Intro
– 1%/10 Net 30 is a trade-credit payment term that gives the buyer a 1% discount if the invoice is paid within 10 days; otherwise the full amount is due in 30 days. It’s used to encourage early payment and accelerate cash inflows.
Key points
– Meaning of numbers: first = discount percent (1%); second = days in discount period (10); third = final due date (30).
– Incentive vs. credit: the discount is an incentive for early payment; if not taken it effectively functions as short-term credit (the implicit cost of foregoing the discount is the “interest” on that credit).
– Effective cost of not taking the discount: forgone discount / (1 − discount) for the discount-period length. For 1%/10 Net 30, the periodic cost = 0.01/0.99 ≈ 1.0101% for 20 days (30–10). Annualized ≈ 18% (≈18.2% using a 360-day year), so declining a 1% discount can be expensive.
– Accounting treatments:
• Gross method: record full receivable; record discount only if payment is made within the discount period.

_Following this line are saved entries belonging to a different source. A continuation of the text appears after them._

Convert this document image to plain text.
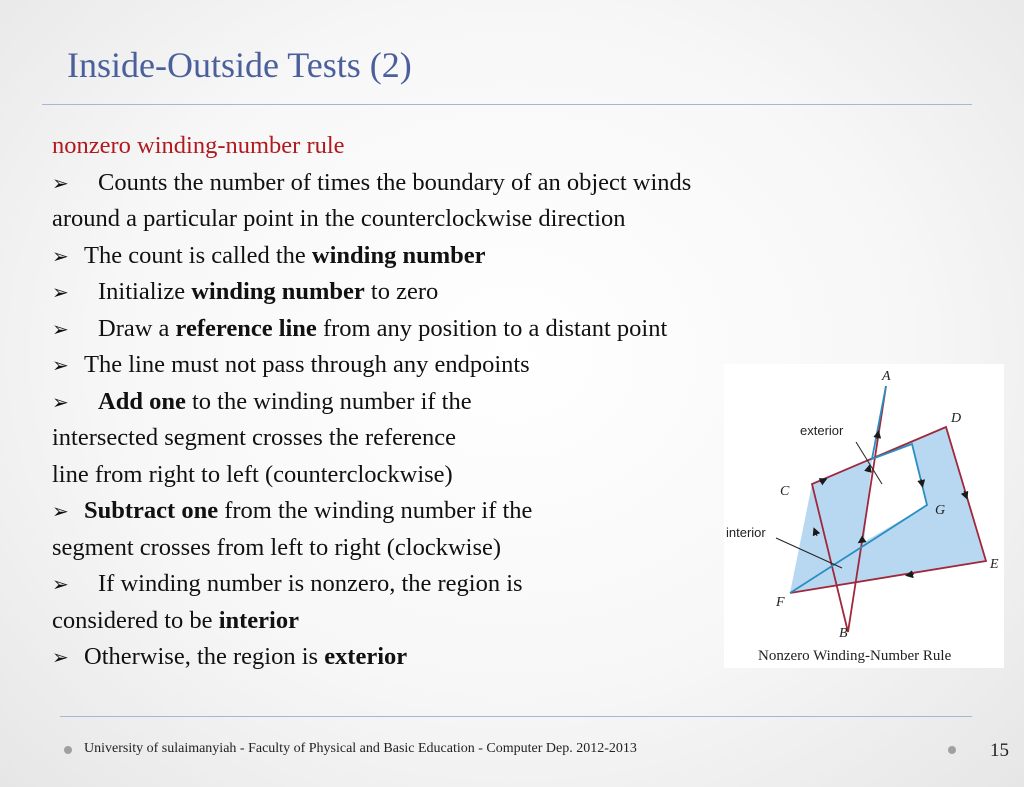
Inside-Outside Tests (2)

nonzero winding-number rule

➢ Counts the number of times the boundary of an object winds

around a particular point in the counterclockwise direction

➢ The count is called the winding number

➢ Initialize winding number to zero

➢ Draw a reference line from any position to a distant point

➢ The line must not pass through any endpoints

➢ Add one to the winding number if the

intersected segment crosses the reference

line from right to left (counterclockwise)

➢ Subtract one from the winding number if the

segment crosses from left to right (clockwise)

➢ If winding number is nonzero, the region is

considered to be interior

➢ Otherwise, the region is exterior

A
B
C
D
E
F
G
exterior
interior
Nonzero Winding-Number Rule
University of sulaimanyiah - Faculty of Physical and Basic Education - Computer Dep. 2012-2013	15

• Net method: record receivable net of the discount (assumes discount will be taken); record lost discount as interest expense if not taken.
– Common use: offered by vendors (often those with healthy margins) to improve working capital and reduce receivables.
Example
– Invoice: $1,000 — terms 1%/10 Net 30.
• Pay within 10 days: $1,000 × (1 − 0.01) = $990.
• Pay after 10 days but by day 30: $1,000 (no discount).
• If you forego the discount, the implied 20-day cost ≈ 1.0101%; annualized cost ≈ 18%–20% depending on days-per-year convention.
Quick takeaway
– Taking a small early-payment discount is often financially attractive because the implicit annualized cost of not taking it is typically very high.